Él hablaba de su pubertad, de sus violencias, y, al hacerlo, nos hizo recordar las que vivimos. El clasismo grupal, las pruebas constantes. Todo estaba en su libro. A veces parece que él solo hablara de Bogotá, de sus colegios o sus barrios.


El camino a Wigan Pier nos hizo recordar los cuidados al hablar y al existir que nos inocularon.

Cuando éramos adolescentes nos decían que la gente de clases populares, allá en la calle o en nuestra casa, no sabía comer ni comportarse en sociedad.
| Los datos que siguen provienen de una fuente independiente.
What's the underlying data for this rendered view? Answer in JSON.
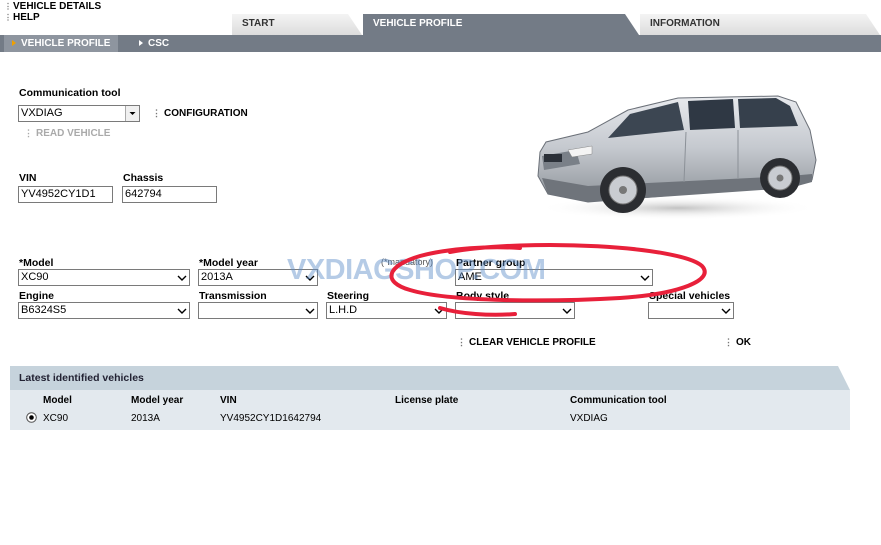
{
  "menu": {
    "item1": "VEHICLE DETAILS",
    "item2": "HELP"
  },
  "tabs": {
    "start": "START",
    "vehicle_profile": "VEHICLE PROFILE",
    "information": "INFORMATION"
  },
  "subtabs": {
    "vehicle_profile": "VEHICLE PROFILE",
    "csc": "CSC"
  },
  "form": {
    "comm_tool_label": "Communication tool",
    "comm_tool_value": "VXDIAG",
    "configuration": "CONFIGURATION",
    "read_vehicle": "READ VEHICLE",
    "vin_label": "VIN",
    "vin_value": "YV4952CY1D1",
    "chassis_label": "Chassis",
    "chassis_value": "642794",
    "mandatory": "(*mandatory)",
    "model_label": "*Model",
    "model_value": "XC90",
    "model_year_label": "*Model year",
    "model_year_value": "2013A",
    "partner_group_label": "Partner group",
    "partner_group_value": "AME",
    "engine_label": "Engine",
    "engine_value": "B6324S5",
    "transmission_label": "Transmission",
    "transmission_value": "",
    "steering_label": "Steering",
    "steering_value": "L.H.D",
    "body_style_label": "Body style",
    "special_vehicles_label": "Special vehicles",
    "clear_profile": "CLEAR VEHICLE PROFILE",
    "ok": "OK"
  },
  "watermark": "VXDIAGSHOP.COM",
  "latest": {
    "title": "Latest identified vehicles",
    "columns": [
      "Model",
      "Model year",
      "VIN",
      "License plate",
      "Communication tool"
    ],
    "rows": [
      {
        "model": "XC90",
        "model_year": "2013A",
        "vin": "YV4952CY1D1642794",
        "license_plate": "",
        "comm_tool": "VXDIAG"
      }
    ]
  },
  "colors": {
    "tab_active": "#737b86",
    "panel_head": "#c6d3dc",
    "panel_body": "#e3e9ee",
    "annotation": "#e8203a"
  }
}
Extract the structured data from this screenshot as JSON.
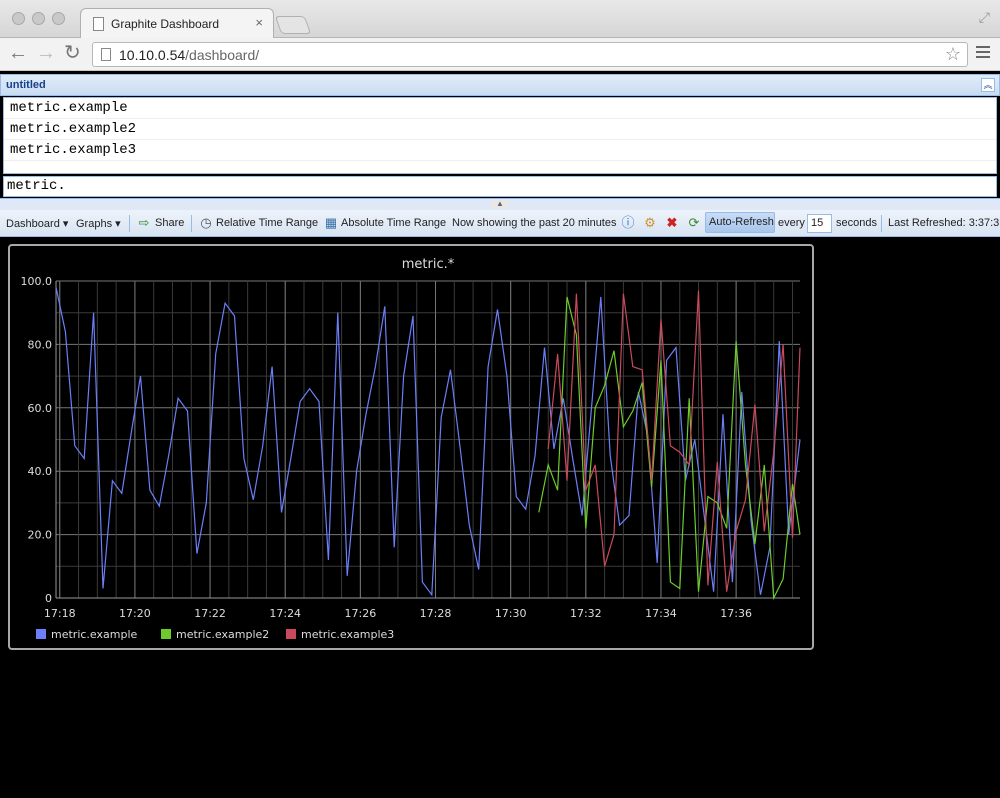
{
  "browser": {
    "tab_title": "Graphite Dashboard",
    "url_host": "10.10.0.54",
    "url_path": "/dashboard/"
  },
  "panel": {
    "title": "untitled",
    "metrics": [
      "metric.example",
      "metric.example2",
      "metric.example3"
    ],
    "input_value": "metric."
  },
  "toolbar": {
    "dashboard": "Dashboard",
    "graphs": "Graphs",
    "share": "Share",
    "relative_time": "Relative Time Range",
    "absolute_time": "Absolute Time Range",
    "showing": "Now showing the past 20 minutes",
    "auto_refresh": "Auto-Refresh",
    "every": "every",
    "interval": "15",
    "seconds": "seconds",
    "last_refreshed": "Last Refreshed: 3:37:3"
  },
  "chart_data": {
    "type": "line",
    "title": "metric.*",
    "ylim": [
      0,
      100
    ],
    "y_ticks": [
      "100.0",
      "80.0",
      "60.0",
      "40.0",
      "20.0",
      "0"
    ],
    "x_ticks": [
      "17:18",
      "17:20",
      "17:22",
      "17:24",
      "17:26",
      "17:28",
      "17:30",
      "17:32",
      "17:34",
      "17:36"
    ],
    "x_start_minute": 17.9,
    "x_end_minute": 37.7,
    "grid": true,
    "legend_position": "bottom-left",
    "series": [
      {
        "name": "metric.example",
        "color": "#6b7ff7",
        "t": [
          17.9,
          18.15,
          18.4,
          18.65,
          18.9,
          19.15,
          19.4,
          19.65,
          19.9,
          20.15,
          20.4,
          20.65,
          20.9,
          21.15,
          21.4,
          21.65,
          21.9,
          22.15,
          22.4,
          22.65,
          22.9,
          23.15,
          23.4,
          23.65,
          23.9,
          24.15,
          24.4,
          24.65,
          24.9,
          25.15,
          25.4,
          25.65,
          25.9,
          26.15,
          26.4,
          26.65,
          26.9,
          27.15,
          27.4,
          27.65,
          27.9,
          28.15,
          28.4,
          28.65,
          28.9,
          29.15,
          29.4,
          29.65,
          29.9,
          30.15,
          30.4,
          30.65,
          30.9,
          31.15,
          31.4,
          31.65,
          31.9,
          32.15,
          32.4,
          32.65,
          32.9,
          33.15,
          33.4,
          33.65,
          33.9,
          34.15,
          34.4,
          34.65,
          34.9,
          35.15,
          35.4,
          35.65,
          35.9,
          36.15,
          36.4,
          36.65,
          36.9,
          37.15,
          37.4,
          37.7
        ],
        "values": [
          98,
          84,
          48,
          44,
          90,
          3,
          37,
          33,
          52,
          70,
          34,
          29,
          45,
          63,
          59,
          14,
          30,
          77,
          93,
          89,
          44,
          31,
          48,
          73,
          27,
          44,
          62,
          66,
          62,
          12,
          90,
          7,
          40,
          58,
          73,
          92,
          16,
          70,
          89,
          5,
          1,
          57,
          72,
          48,
          23,
          9,
          73,
          91,
          70,
          32,
          28,
          45,
          79,
          47,
          63,
          44,
          26,
          60,
          95,
          45,
          23,
          26,
          65,
          51,
          11,
          75,
          79,
          37,
          50,
          26,
          2,
          58,
          5,
          65,
          24,
          1,
          16,
          81,
          20,
          50
        ]
      },
      {
        "name": "metric.example2",
        "color": "#6ccc2c",
        "t": [
          30.75,
          31.0,
          31.25,
          31.5,
          31.75,
          32.0,
          32.25,
          32.5,
          32.75,
          33.0,
          33.25,
          33.5,
          33.75,
          34.0,
          34.25,
          34.5,
          34.75,
          35.0,
          35.25,
          35.5,
          35.75,
          36.0,
          36.25,
          36.5,
          36.75,
          37.0,
          37.25,
          37.5,
          37.7
        ],
        "values": [
          27,
          42,
          34,
          95,
          83,
          22,
          60,
          67,
          78,
          54,
          59,
          68,
          35,
          75,
          5,
          3,
          63,
          2,
          32,
          30,
          22,
          81,
          42,
          17,
          42,
          0,
          6,
          36,
          20
        ]
      },
      {
        "name": "metric.example3",
        "color": "#c94a5c",
        "t": [
          31.0,
          31.25,
          31.5,
          31.75,
          32.0,
          32.25,
          32.5,
          32.75,
          33.0,
          33.25,
          33.5,
          33.75,
          34.0,
          34.25,
          34.5,
          34.75,
          35.0,
          35.25,
          35.5,
          35.75,
          36.0,
          36.25,
          36.5,
          36.75,
          37.0,
          37.25,
          37.5,
          37.7
        ],
        "values": [
          47,
          77,
          37,
          96,
          34,
          42,
          10,
          20,
          96,
          73,
          72,
          37,
          88,
          48,
          46,
          42,
          97,
          4,
          43,
          2,
          21,
          31,
          61,
          21,
          46,
          80,
          19,
          79
        ]
      }
    ]
  }
}
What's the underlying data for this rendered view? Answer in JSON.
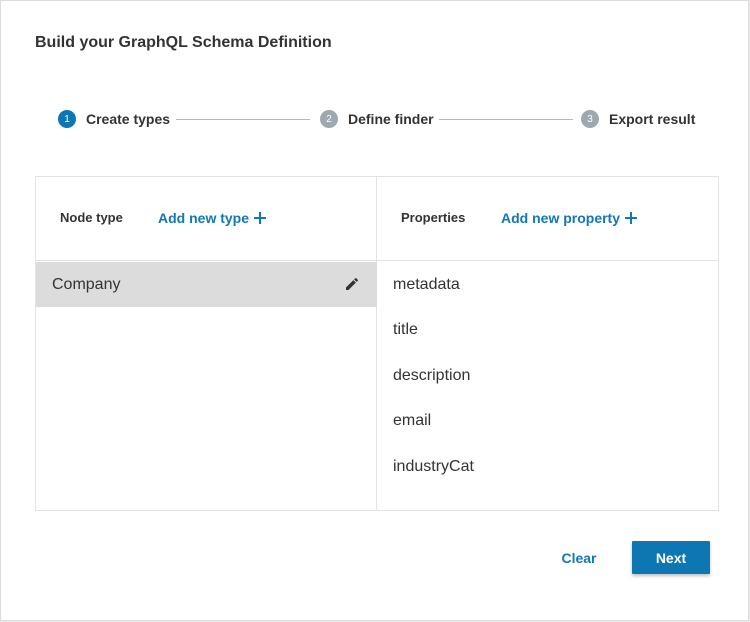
{
  "dialog": {
    "title": "Build your GraphQL Schema Definition"
  },
  "stepper": {
    "steps": [
      {
        "number": "1",
        "label": "Create types",
        "state": "active"
      },
      {
        "number": "2",
        "label": "Define finder",
        "state": "inactive"
      },
      {
        "number": "3",
        "label": "Export result",
        "state": "inactive"
      }
    ]
  },
  "node_panel": {
    "header_label": "Node type",
    "add_label": "Add new type",
    "add_icon": "plus-icon",
    "types": [
      {
        "name": "Company",
        "selected": true,
        "action_icon": "pencil-icon"
      }
    ]
  },
  "properties_panel": {
    "header_label": "Properties",
    "add_label": "Add new property",
    "add_icon": "plus-icon",
    "properties": [
      "metadata",
      "title",
      "description",
      "email",
      "industryCat"
    ]
  },
  "actions": {
    "clear_label": "Clear",
    "next_label": "Next"
  },
  "colors": {
    "accent": "#0d77b4",
    "link": "#1177b6",
    "inactive_step": "#9ea8b0",
    "selected_row": "#dcdcdc"
  }
}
Abundaban los chistes donde se condenaba a gente sin plata, donde se decía que no tiene gusto o su cerebro es corto.

También se nos dijo que esa gente apestaba y era cochina, que su cuerpo y piel estaban hechos de algo peor:


grasa, pelos y raza, pecueca,

manchas o caspa,

chucha, cochambre y tufo.


Nos enseñaron a estirar la jetica al tomar de una botella y, también, a protegernos de las partículas de vulgarina que podrían invadirnos al tomar del mismo vaso que un pobre.


Orwell describió también las penurias y esfuerzos de la clase media para persistir en su mentira y defender la trinchera; describió las aspiraciones y padeceres de las personas que nos creímos ese cuentazo y pensábamos que muchas cosas nuestras hedían o espantaban; describió cómo mucha gente creció sintiendo que una parte de sí misma y de su sociedad era fea, descachada o insuficiente.


Recordar cómo aprendimos y asimilamos los clasismos nos sirve, de pronto, para identificarlos y desmontarlos.